[Multi User] Support separate metadata for each namespace
Part of #1223, since we close it, we need a separate issue to track this feature.
Support separate metadata for each namespace help us only see related artifact/executations.
Currently, MLMD doesn't have user/namespace concept to isolate metadata based on user. An workaround we can move forward is to aggregate artifacts/executations by existing experiment and runs in user's namespace. This will end up some MLMD queries and I am not sure how's the performance especially in large scale.
Thumbs up if this is something you need.
/kind feature
I didn't find existing issue to track this story. If there's one, please let me know
I remember there's a very related one in TFX repo: https://github.com/tensorflow/tfx/issues/2618
I am assuming this one is talking about supporting multi-tenancy through k8s-native way -- namespace while that one is more about built-in multi-tenancy support in MLMD itself.
@numerology Yeah, If MLMD can add support for multi-tenancy. that would be great. Pipeline project can make corresponding changes.
I am assuming this one is talking about supporting multi-tenancy through k8s-native way -- namespace while that one is more about built-in multi-tenancy support in MLMD itself.
Yeah, that's true. If MLMD doesn't have plan to support it, we can still have the workaround to aggregate metadata at the namespace level
@Jeffwan @numerology @Bobgy
Let me mention some points I think can be considered along with this issue related to artifacts list page. I did not check executions page yet.
-
Issue 1: data retrieval in ArtifactsList.tsx hangs with big number of artifacts and can be optimized.

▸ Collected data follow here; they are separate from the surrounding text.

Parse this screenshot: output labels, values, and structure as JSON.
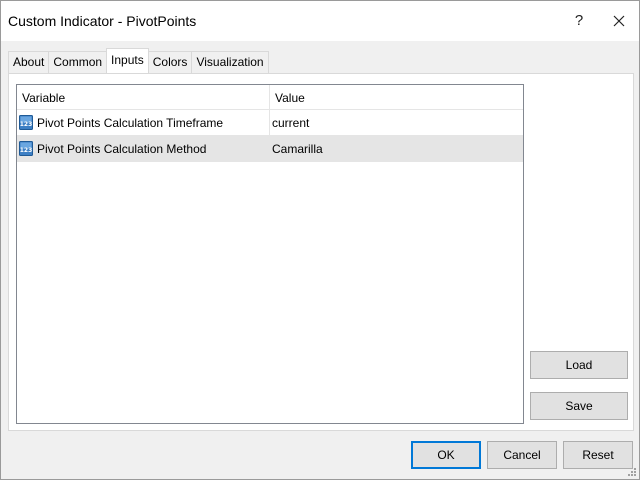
{
  "window": {
    "title": "Custom Indicator - PivotPoints",
    "help_label": "?"
  },
  "tabs": [
    {
      "label": "About",
      "active": false
    },
    {
      "label": "Common",
      "active": false
    },
    {
      "label": "Inputs",
      "active": true
    },
    {
      "label": "Colors",
      "active": false
    },
    {
      "label": "Visualization",
      "active": false
    }
  ],
  "grid": {
    "columns": [
      "Variable",
      "Value"
    ],
    "rows": [
      {
        "icon": "numeric-123-icon",
        "variable": "Pivot Points Calculation Timeframe",
        "value": "current",
        "selected": false
      },
      {
        "icon": "numeric-123-icon",
        "variable": "Pivot Points Calculation Method",
        "value": "Camarilla",
        "selected": true
      }
    ]
  },
  "side_buttons": {
    "load": "Load",
    "save": "Save"
  },
  "footer_buttons": {
    "ok": "OK",
    "cancel": "Cancel",
    "reset": "Reset"
  },
  "colors": {
    "accent": "#0078d7",
    "selection": "#e5e5e5"
  }
}
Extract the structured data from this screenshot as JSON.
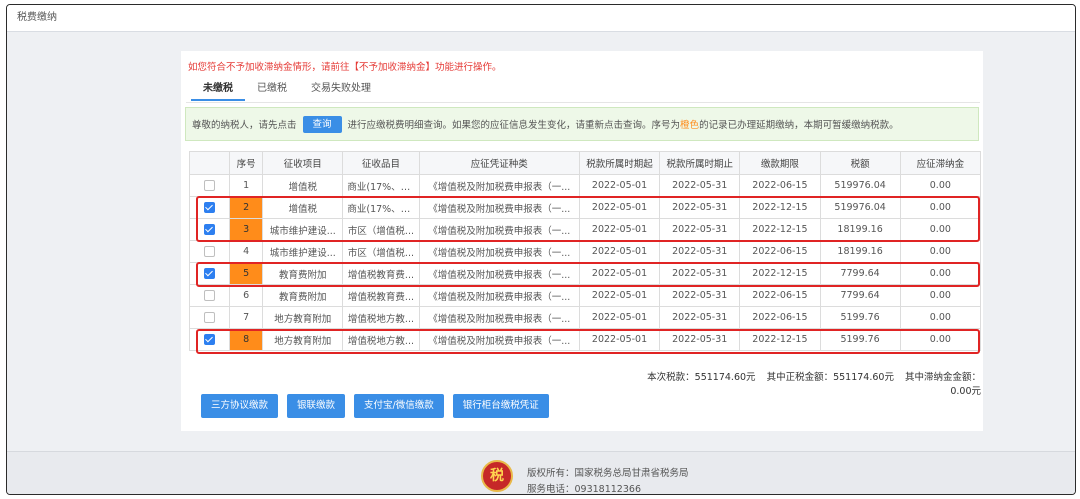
{
  "window": {
    "title": "税费缴纳"
  },
  "warning": "如您符合不予加收滞纳金情形，请前往【不予加收滞纳金】功能进行操作。",
  "tabs": [
    {
      "label": "未缴税",
      "active": true
    },
    {
      "label": "已缴税",
      "active": false
    },
    {
      "label": "交易失败处理",
      "active": false
    }
  ],
  "notice": {
    "prefix": "尊敬的纳税人，请先点击",
    "query_button": "查询",
    "text_mid": "进行应缴税费明细查询。如果您的应征信息发生变化，请重新点击查询。序号为",
    "highlight_word": "橙色",
    "text_end": "的记录已办理延期缴纳，本期可暂缓缴纳税款。"
  },
  "table": {
    "headers": [
      "",
      "序号",
      "征收项目",
      "征收品目",
      "应征凭证种类",
      "税款所属时期起",
      "税款所属时期止",
      "缴款期限",
      "税额",
      "应征滞纳金"
    ],
    "rows": [
      {
        "checked": false,
        "highlight": false,
        "seq": "1",
        "item": "增值税",
        "sub": "商业(17%、1...",
        "voucher": "《增值税及附加税费申报表（一...",
        "start": "2022-05-01",
        "end": "2022-05-31",
        "deadline": "2022-06-15",
        "tax": "519976.04",
        "late_fee": "0.00"
      },
      {
        "checked": true,
        "highlight": true,
        "seq": "2",
        "item": "增值税",
        "sub": "商业(17%、1...",
        "voucher": "《增值税及附加税费申报表（一...",
        "start": "2022-05-01",
        "end": "2022-05-31",
        "deadline": "2022-12-15",
        "tax": "519976.04",
        "late_fee": "0.00"
      },
      {
        "checked": true,
        "highlight": true,
        "seq": "3",
        "item": "城市维护建设...",
        "sub": "市区（增值税...",
        "voucher": "《增值税及附加税费申报表（一...",
        "start": "2022-05-01",
        "end": "2022-05-31",
        "deadline": "2022-12-15",
        "tax": "18199.16",
        "late_fee": "0.00"
      },
      {
        "checked": false,
        "highlight": false,
        "seq": "4",
        "item": "城市维护建设...",
        "sub": "市区（增值税...",
        "voucher": "《增值税及附加税费申报表（一...",
        "start": "2022-05-01",
        "end": "2022-05-31",
        "deadline": "2022-06-15",
        "tax": "18199.16",
        "late_fee": "0.00"
      },
      {
        "checked": true,
        "highlight": true,
        "seq": "5",
        "item": "教育费附加",
        "sub": "增值税教育费...",
        "voucher": "《增值税及附加税费申报表（一...",
        "start": "2022-05-01",
        "end": "2022-05-31",
        "deadline": "2022-12-15",
        "tax": "7799.64",
        "late_fee": "0.00"
      },
      {
        "checked": false,
        "highlight": false,
        "seq": "6",
        "item": "教育费附加",
        "sub": "增值税教育费...",
        "voucher": "《增值税及附加税费申报表（一...",
        "start": "2022-05-01",
        "end": "2022-05-31",
        "deadline": "2022-06-15",
        "tax": "7799.64",
        "late_fee": "0.00"
      },
      {
        "checked": false,
        "highlight": false,
        "seq": "7",
        "item": "地方教育附加",
        "sub": "增值税地方教...",
        "voucher": "《增值税及附加税费申报表（一...",
        "start": "2022-05-01",
        "end": "2022-05-31",
        "deadline": "2022-06-15",
        "tax": "5199.76",
        "late_fee": "0.00"
      },
      {
        "checked": true,
        "highlight": true,
        "seq": "8",
        "item": "地方教育附加",
        "sub": "增值税地方教...",
        "voucher": "《增值税及附加税费申报表（一...",
        "start": "2022-05-01",
        "end": "2022-05-31",
        "deadline": "2022-12-15",
        "tax": "5199.76",
        "late_fee": "0.00"
      }
    ]
  },
  "totals": {
    "tax": "本次税款：551174.60元",
    "principal": "其中正税金额：551174.60元",
    "late": "其中滞纳金金额：0.00元"
  },
  "buttons": [
    "三方协议缴款",
    "银联缴款",
    "支付宝/微信缴款",
    "银行柜台缴税凭证"
  ],
  "footer": {
    "logo_text": "税",
    "copyright": "版权所有：国家税务总局甘肃省税务局",
    "phone": "服务电话：09318112366"
  },
  "colors": {
    "accent": "#3a8ee6",
    "deferred_highlight": "#ff8c1a",
    "annotation_box": "#e02424",
    "warning_text": "#e53935"
  }
}
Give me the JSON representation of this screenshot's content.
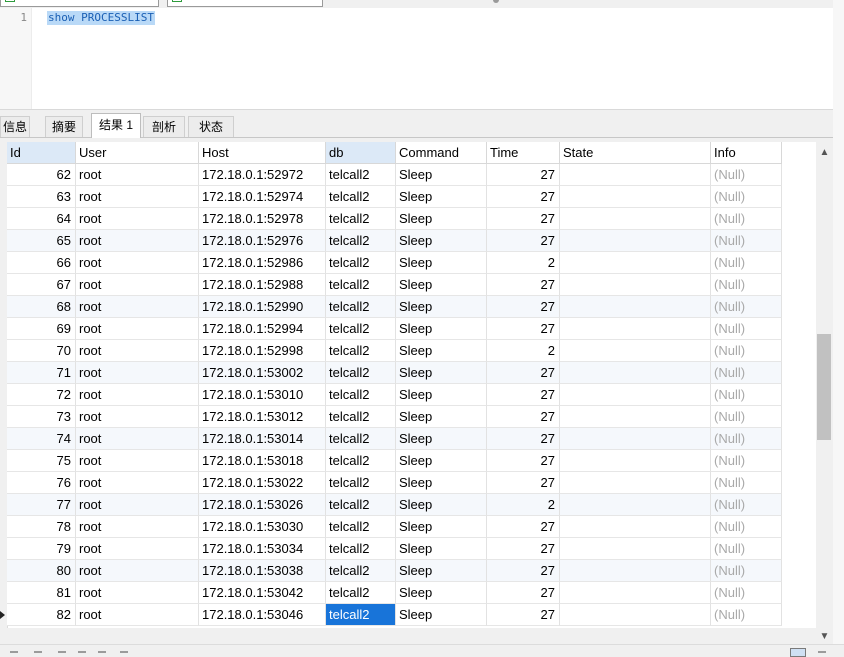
{
  "editor": {
    "line_number": "1",
    "sql": "show PROCESSLIST"
  },
  "tabs": [
    {
      "label": "信息"
    },
    {
      "label": "摘要"
    },
    {
      "label": "结果 1"
    },
    {
      "label": "剖析"
    },
    {
      "label": "状态"
    }
  ],
  "active_tab": 2,
  "grid": {
    "columns": [
      "Id",
      "User",
      "Host",
      "db",
      "Command",
      "Time",
      "State",
      "Info"
    ],
    "rows": [
      [
        "62",
        "root",
        "172.18.0.1:52972",
        "telcall2",
        "Sleep",
        "27",
        "",
        "(Null)"
      ],
      [
        "63",
        "root",
        "172.18.0.1:52974",
        "telcall2",
        "Sleep",
        "27",
        "",
        "(Null)"
      ],
      [
        "64",
        "root",
        "172.18.0.1:52978",
        "telcall2",
        "Sleep",
        "27",
        "",
        "(Null)"
      ],
      [
        "65",
        "root",
        "172.18.0.1:52976",
        "telcall2",
        "Sleep",
        "27",
        "",
        "(Null)"
      ],
      [
        "66",
        "root",
        "172.18.0.1:52986",
        "telcall2",
        "Sleep",
        "2",
        "",
        "(Null)"
      ],
      [
        "67",
        "root",
        "172.18.0.1:52988",
        "telcall2",
        "Sleep",
        "27",
        "",
        "(Null)"
      ],
      [
        "68",
        "root",
        "172.18.0.1:52990",
        "telcall2",
        "Sleep",
        "27",
        "",
        "(Null)"
      ],
      [
        "69",
        "root",
        "172.18.0.1:52994",
        "telcall2",
        "Sleep",
        "27",
        "",
        "(Null)"
      ],
      [
        "70",
        "root",
        "172.18.0.1:52998",
        "telcall2",
        "Sleep",
        "2",
        "",
        "(Null)"
      ],
      [
        "71",
        "root",
        "172.18.0.1:53002",
        "telcall2",
        "Sleep",
        "27",
        "",
        "(Null)"
      ],
      [
        "72",
        "root",
        "172.18.0.1:53010",
        "telcall2",
        "Sleep",
        "27",
        "",
        "(Null)"
      ],
      [
        "73",
        "root",
        "172.18.0.1:53012",
        "telcall2",
        "Sleep",
        "27",
        "",
        "(Null)"
      ],
      [
        "74",
        "root",
        "172.18.0.1:53014",
        "telcall2",
        "Sleep",
        "27",
        "",
        "(Null)"
      ],
      [
        "75",
        "root",
        "172.18.0.1:53018",
        "telcall2",
        "Sleep",
        "27",
        "",
        "(Null)"
      ],
      [
        "76",
        "root",
        "172.18.0.1:53022",
        "telcall2",
        "Sleep",
        "27",
        "",
        "(Null)"
      ],
      [
        "77",
        "root",
        "172.18.0.1:53026",
        "telcall2",
        "Sleep",
        "2",
        "",
        "(Null)"
      ],
      [
        "78",
        "root",
        "172.18.0.1:53030",
        "telcall2",
        "Sleep",
        "27",
        "",
        "(Null)"
      ],
      [
        "79",
        "root",
        "172.18.0.1:53034",
        "telcall2",
        "Sleep",
        "27",
        "",
        "(Null)"
      ],
      [
        "80",
        "root",
        "172.18.0.1:53038",
        "telcall2",
        "Sleep",
        "27",
        "",
        "(Null)"
      ],
      [
        "81",
        "root",
        "172.18.0.1:53042",
        "telcall2",
        "Sleep",
        "27",
        "",
        "(Null)"
      ],
      [
        "82",
        "root",
        "172.18.0.1:53046",
        "telcall2",
        "Sleep",
        "27",
        "",
        "(Null)"
      ]
    ],
    "alt_rows": [
      3,
      6,
      9,
      12,
      15,
      18
    ],
    "selected_row": 20,
    "selected_column": 3
  },
  "colors": {
    "selection": "#1874d9",
    "sql_text": "#1a5fb4",
    "null_text": "#a9a9a9"
  },
  "icons": [
    "scroll-up-icon",
    "scroll-down-icon",
    "current-row-icon"
  ]
}
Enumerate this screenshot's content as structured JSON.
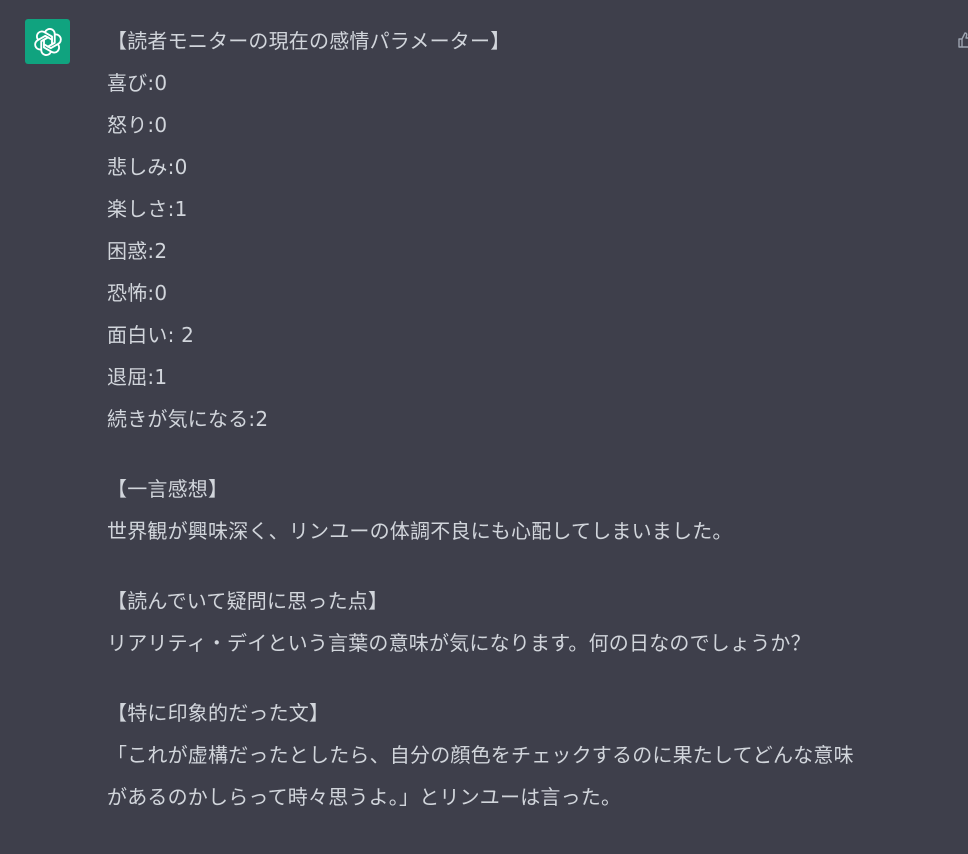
{
  "assistant": {
    "avatar_icon": "openai-logo-icon",
    "avatar_color": "#10a37f"
  },
  "edge_icon": "thumbs-up-icon",
  "message": {
    "heading": "【読者モニターの現在の感情パラメーター】",
    "parameters": [
      {
        "label": "喜び",
        "sep": ":",
        "value": "0"
      },
      {
        "label": "怒り",
        "sep": ":",
        "value": "0"
      },
      {
        "label": "悲しみ",
        "sep": ":",
        "value": "0"
      },
      {
        "label": "楽しさ",
        "sep": ":",
        "value": "1"
      },
      {
        "label": "困惑",
        "sep": ":",
        "value": "2"
      },
      {
        "label": "恐怖",
        "sep": ":",
        "value": "0"
      },
      {
        "label": "面白い",
        "sep": ": ",
        "value": "2"
      },
      {
        "label": "退屈",
        "sep": ":",
        "value": "1"
      },
      {
        "label": "続きが気になる",
        "sep": ":",
        "value": "2"
      }
    ],
    "sections": [
      {
        "title": "【一言感想】",
        "lines": [
          "世界観が興味深く、リンユーの体調不良にも心配してしまいました。"
        ]
      },
      {
        "title": "【読んでいて疑問に思った点】",
        "lines": [
          "リアリティ・デイという言葉の意味が気になります。何の日なのでしょうか？"
        ]
      },
      {
        "title": "【特に印象的だった文】",
        "lines": [
          "「これが虚構だったとしたら、自分の顔色をチェックするのに果たしてどんな意味",
          "があるのかしらって時々思うよ。」とリンユーは言った。"
        ]
      }
    ]
  }
}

Following endpoint call is not necessary (seems this was added when ml_metadata was not returning the creation-time of the artifact): https://github.com/kubeflow/pipelines/blob/421211087cc7d1daabc3b4e3a3c6082b4b0d8616/frontend/src/pages/ArtifactList.tsx#L211
We implemented this optimization internally at PwC and the page does not hang anymore even with big number of artifacts.
If we put our optimization upstream, there is a couple of options:
Option 1 Do nothing else, that is, keep pagination disabled and keep filtering and sorting client-side until mlmd supports server side filtering (with predicates) and sorting. Drawback is that although artifacts will be rendered, it can be slow depending on number of artifacts in mlmd. Tested with 35000 artifacts in mlmd took ~50 secs to load all artifacts. Filter/sort ~15 secs.
Option 2 Enable pagination by using server-side feature in mlmd. Pagination is currently available in mlmd. We tried this internally and paginated data is rendered almost immediately. However, sort/filter in the frontend client will act on data fetched in memory but not all data is in memory, only the portion of it that corresponds to the current pagination. A solution so ArtifactList uses pagination, sorting and filtering in mlmd side, I think is blocked until mlmd supports filtering with predicates and more flexible sorting (sorting in mlmd is limited to creation-time/update-time/id)
-
Issue 2: There is a ParentContext feature available in mlmd v1.0.0. Have you checked into this? Maybe can be used to achieve separation per namespace.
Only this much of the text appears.